Comment 12 for bug 1621541

Revision history for this message
Roman Podoliaka (rpodolyaka) wrote :

Eugene is absolutely right: the problem is that two of three memcached servers are down and we wait $socket_timeout to understand that, as the node is down and can't reply with 'connection refused'.

Please note the timings:

root@node-2:~# time nova list
+----+------+--------+------------+-------------+----------+
| ID | Name | Status | Task State | Power State | Networks |
+----+------+--------+------------+-------------+----------+
+----+------+--------+------------+-------------+----------+

real 0m8.651s
user 0m0.590s
sys 0m0.109s

http://paste.openstack.org/show/569331/

^ as you can see in haproxy logs both Keystone and Nova slowed down (as they both use memcached: Keystone uses it directly and in nova-api it's keystone_authmiddleware which stores validated tokens in memcached).

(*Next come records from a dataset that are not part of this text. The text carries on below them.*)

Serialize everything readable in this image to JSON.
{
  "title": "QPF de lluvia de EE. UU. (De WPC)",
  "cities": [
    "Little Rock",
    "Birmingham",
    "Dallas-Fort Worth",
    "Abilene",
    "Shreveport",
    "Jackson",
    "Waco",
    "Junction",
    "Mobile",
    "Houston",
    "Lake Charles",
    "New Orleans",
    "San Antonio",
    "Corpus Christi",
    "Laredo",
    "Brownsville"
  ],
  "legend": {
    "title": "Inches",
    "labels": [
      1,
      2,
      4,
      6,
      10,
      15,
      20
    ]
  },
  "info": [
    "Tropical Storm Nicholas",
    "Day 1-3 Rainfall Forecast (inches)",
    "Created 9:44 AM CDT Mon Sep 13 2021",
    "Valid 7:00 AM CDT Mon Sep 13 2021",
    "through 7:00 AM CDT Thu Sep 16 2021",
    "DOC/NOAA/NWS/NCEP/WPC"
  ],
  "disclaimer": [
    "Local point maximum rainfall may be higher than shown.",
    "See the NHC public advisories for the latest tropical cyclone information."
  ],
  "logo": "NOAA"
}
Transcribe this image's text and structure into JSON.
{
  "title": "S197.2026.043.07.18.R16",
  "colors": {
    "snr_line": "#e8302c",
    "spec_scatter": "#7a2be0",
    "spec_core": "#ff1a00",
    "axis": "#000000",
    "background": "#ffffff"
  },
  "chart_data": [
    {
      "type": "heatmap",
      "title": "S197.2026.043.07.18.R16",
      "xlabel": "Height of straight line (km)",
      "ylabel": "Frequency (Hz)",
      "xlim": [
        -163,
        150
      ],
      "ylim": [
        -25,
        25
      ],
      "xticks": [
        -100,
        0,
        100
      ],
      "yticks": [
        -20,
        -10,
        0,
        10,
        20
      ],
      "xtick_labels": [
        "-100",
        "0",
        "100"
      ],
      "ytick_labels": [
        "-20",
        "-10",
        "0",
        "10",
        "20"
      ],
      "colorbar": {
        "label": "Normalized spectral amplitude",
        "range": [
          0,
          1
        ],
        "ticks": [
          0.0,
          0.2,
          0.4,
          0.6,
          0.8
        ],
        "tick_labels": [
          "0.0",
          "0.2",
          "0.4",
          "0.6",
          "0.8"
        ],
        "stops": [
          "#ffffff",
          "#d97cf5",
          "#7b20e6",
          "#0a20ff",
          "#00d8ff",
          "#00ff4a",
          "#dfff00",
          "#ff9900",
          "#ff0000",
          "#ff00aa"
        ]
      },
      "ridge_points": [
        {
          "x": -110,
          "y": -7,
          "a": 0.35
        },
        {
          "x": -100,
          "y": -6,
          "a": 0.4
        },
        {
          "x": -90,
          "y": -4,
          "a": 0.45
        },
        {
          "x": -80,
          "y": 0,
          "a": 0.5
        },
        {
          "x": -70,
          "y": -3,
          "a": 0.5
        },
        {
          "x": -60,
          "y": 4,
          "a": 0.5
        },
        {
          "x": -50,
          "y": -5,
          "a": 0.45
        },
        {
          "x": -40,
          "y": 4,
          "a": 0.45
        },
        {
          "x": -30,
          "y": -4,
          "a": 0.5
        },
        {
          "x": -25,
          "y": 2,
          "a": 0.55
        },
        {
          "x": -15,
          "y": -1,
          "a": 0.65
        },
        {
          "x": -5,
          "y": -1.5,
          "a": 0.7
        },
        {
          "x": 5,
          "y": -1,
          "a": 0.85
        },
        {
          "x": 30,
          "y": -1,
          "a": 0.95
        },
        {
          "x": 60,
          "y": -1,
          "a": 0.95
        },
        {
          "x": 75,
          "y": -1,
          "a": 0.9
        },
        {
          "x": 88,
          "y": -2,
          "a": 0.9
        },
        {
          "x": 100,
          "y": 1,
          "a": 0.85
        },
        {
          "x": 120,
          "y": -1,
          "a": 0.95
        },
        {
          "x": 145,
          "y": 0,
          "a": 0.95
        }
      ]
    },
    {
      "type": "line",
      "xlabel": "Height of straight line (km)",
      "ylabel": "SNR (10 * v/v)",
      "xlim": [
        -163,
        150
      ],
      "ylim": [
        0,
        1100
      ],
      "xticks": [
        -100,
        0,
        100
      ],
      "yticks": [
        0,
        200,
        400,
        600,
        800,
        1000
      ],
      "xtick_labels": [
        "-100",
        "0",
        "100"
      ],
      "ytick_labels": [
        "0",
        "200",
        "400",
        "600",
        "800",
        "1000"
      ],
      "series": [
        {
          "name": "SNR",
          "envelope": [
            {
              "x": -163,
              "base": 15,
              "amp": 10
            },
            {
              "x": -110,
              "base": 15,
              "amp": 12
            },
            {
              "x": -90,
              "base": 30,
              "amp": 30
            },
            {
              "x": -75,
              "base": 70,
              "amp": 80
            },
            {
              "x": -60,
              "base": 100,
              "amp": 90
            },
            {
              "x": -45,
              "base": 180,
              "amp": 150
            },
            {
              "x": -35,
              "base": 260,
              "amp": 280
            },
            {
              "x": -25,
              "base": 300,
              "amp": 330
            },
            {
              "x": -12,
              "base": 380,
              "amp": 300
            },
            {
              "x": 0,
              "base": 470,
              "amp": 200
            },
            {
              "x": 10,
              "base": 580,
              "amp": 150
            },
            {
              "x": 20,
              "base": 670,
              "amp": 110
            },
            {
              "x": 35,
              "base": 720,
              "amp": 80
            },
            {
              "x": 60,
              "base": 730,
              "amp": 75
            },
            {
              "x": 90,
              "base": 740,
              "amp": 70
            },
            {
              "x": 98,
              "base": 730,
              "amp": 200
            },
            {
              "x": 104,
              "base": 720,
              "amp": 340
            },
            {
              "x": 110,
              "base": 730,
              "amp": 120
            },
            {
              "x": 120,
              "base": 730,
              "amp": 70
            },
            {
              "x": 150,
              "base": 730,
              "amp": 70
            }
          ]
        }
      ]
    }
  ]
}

strace'ing nova-api allows to see that we try to connect to a memcached server and wait $socket_timeout (3s by default):

http://paste.openstack.org/show/569327/

until we finally find a server thats works.

The memcache client we use allows to set $socket_timeout and $dead_retry (for how long to ignore this particular memcache server if we could not connect to it) values, but this is done per process and we run multiple forks of nova-api and keystone to handle concurrent requests, thus you'll need to "warm up" those first. When you do, you'll see, that nova-api responds quickly:

http://paste.openstack.org/show/570138/